Philosophers’ Biographies

633 Days Inside by Greg Lindberg


Philosophers’ Biographies


René Descartes (1596–1650) was a French philosopher and mathematician. He is regarded as a foundational thinker in the development of Western ideas of reason and science. His philosophy was built on the idea of radical doubt, an understanding that nothing perceived or sensed is necessarily true. The only thing that can be true is doubting, or thinking, which is the essence of his famous phrase, “I think, therefore I am” (or, in Latin, “Cogito ergo sum”).


Plato (c. 428 BCE–c. 348 BCE) was an ancient Greek philosopher who wrote some of the most influential works in Western thought. A student of Socrates, Plato was so impressed by his teacher’s method of debate that he wrote all his works in the Socratic method of question-and-answer. Devastated after Socrates’ trial and death, Plato traveled for 12 years through Europe and Egypt studying mathematics, geometry, geology, astronomy and religion. During this period, Plato wrote his most famous works, including The Republic, which contains “The Allegory of the Cave.” On his return to Athens, Plato established the Academy—the first organized school in Western civilization.


Socrates (469–399 BCE) is the founding figure of Western philosophy. His style of teaching—immortalized as the “Socratic Method”—involved asking question after question until his students arrived at their own understanding. He wrote nothing himself, so the only record we have of his teachings comprises the writings of his followers, most notably Plato. After several acts of civil disobedience, Socrates was charged with failing to honor the Athenian gods and corrupting the young and was sentenced to death. Although colleagues begged him to escape, he chose to stay, spending his last days among friends before accepting the cup of hemlock from his executioner and drinking it.


Friedrich Nietzsche (1844–1900) lived on the tightrope between brilliance and madness. Largely ignored while he was alive, his insights about Western religion, music, morality and philosophy have affected generations of thinkers, psychologists, poets, novelists and playwrights. As one of his biographers wrote, “For Nietzsche, thinking was an act of extreme emotional intensity.
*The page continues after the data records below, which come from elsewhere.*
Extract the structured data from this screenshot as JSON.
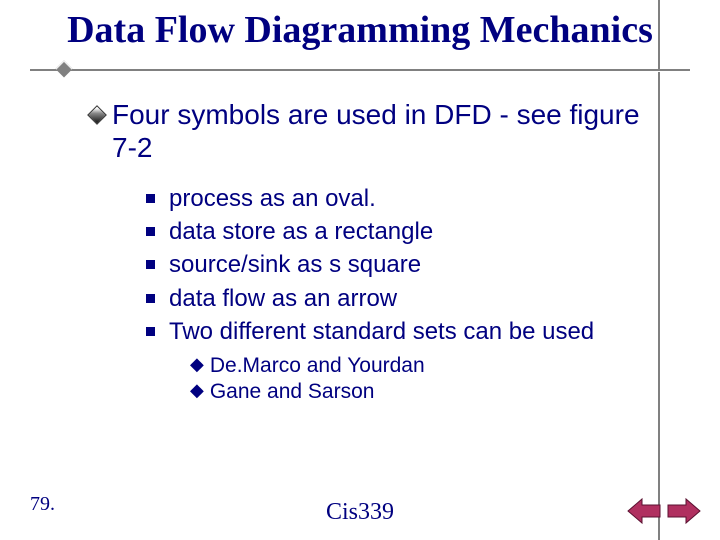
{
  "title": "Data Flow Diagramming Mechanics",
  "lvl1_text": "Four symbols are used in DFD  - see figure 7-2",
  "lvl2": [
    "process as an oval.",
    "data store as a rectangle",
    "source/sink as s square",
    "data flow as an arrow",
    "Two different standard sets can be used"
  ],
  "lvl3": [
    "De.Marco and Yourdan",
    "Gane and Sarson"
  ],
  "page_number": "79.",
  "footer": "Cis339",
  "nav": {
    "prev_fill": "#b03060",
    "next_fill": "#b03060",
    "prev_stroke": "#5a1030",
    "next_stroke": "#5a1030"
  }
}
He thought the way others feel.” Nietzsche wrote his masterpieces while suffering from bad health and terrible pain. In 1889, he collapsed, never to regain his mental health. He spent the last 11 years of his life deranged and eventually in silence. He died at age 66 in the care of his sister.
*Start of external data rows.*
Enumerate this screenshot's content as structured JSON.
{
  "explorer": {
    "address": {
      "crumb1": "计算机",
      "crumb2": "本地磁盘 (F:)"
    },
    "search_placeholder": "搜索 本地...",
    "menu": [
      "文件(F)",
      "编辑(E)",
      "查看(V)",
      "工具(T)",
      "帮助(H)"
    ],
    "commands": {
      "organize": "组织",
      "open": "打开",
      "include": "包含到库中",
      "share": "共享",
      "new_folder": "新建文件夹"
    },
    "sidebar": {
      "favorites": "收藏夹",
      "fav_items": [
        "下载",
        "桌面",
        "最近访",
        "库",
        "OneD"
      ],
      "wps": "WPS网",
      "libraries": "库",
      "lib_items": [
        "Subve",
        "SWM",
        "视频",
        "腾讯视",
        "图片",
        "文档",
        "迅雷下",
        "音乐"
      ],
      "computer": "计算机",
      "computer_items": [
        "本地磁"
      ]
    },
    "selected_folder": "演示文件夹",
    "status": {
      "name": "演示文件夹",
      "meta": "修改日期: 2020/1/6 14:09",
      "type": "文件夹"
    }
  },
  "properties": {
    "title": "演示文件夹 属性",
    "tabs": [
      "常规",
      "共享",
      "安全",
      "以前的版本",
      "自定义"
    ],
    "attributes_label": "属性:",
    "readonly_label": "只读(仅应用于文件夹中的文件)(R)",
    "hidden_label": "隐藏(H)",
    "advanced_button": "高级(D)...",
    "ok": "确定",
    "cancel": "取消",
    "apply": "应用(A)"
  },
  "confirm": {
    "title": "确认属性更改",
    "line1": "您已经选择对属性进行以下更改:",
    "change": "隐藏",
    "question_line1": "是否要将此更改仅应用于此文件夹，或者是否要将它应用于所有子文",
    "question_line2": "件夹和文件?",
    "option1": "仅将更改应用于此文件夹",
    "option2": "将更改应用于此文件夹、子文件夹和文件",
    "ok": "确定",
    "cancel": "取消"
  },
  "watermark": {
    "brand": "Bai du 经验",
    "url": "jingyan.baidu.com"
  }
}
Georg Hegel (1770–1831) was a German philosopher and is considered to be the leading thinker of his era. His philosophies include the idea that progress is messy and nonlinear; ideas we disagree with hold kernels of truth we should examine; and growth requires the clash of different views, represented by the Dialectic: an accepted thesis, challenged by an opposing antithesis, resolving in a synthesis. At 48, he was appointed professor of philosophy at the University of Berlin.

Jim Collins

Jim Collins (b. 1958) is teacher and writer dedicated to studying what makes great companies tick. He has written and co-authored eight books that have sold more than 10 million copies worldwide. His book, Good to Great, was a study of the success of unassuming, determined leaders who keep their focus on clear, simple goals—much like Jim himself.

Napoleon Hill

Napoleon Hill (1883–1970) was an American self-help author. He was the first author to write about the connection between success and the powers of the mind, and his life’s work has become the cornerstone of modern motivation. Hill was born into poverty in the Appalachian town of Pound, in Southwest Virginia. At age 13, he began working as a mountain reporter on his father’s newspaper. He saved his earnings to enter law school, but had to withdraw due to a lack of money. He worked as a reporter until an assignment in 1908 changed the course of his life. While interviewing the powerful industrialist Andrew Carnegie, Carnegie challenged Hill to interview wealthy, successful men and see if he could discover the formula of their success. Published in 1937, Think and Grow Rich was an instant success and made Hill one of America’s most beloved motivational authors. It is still among the 10 best-selling self-help books and has never been out of print.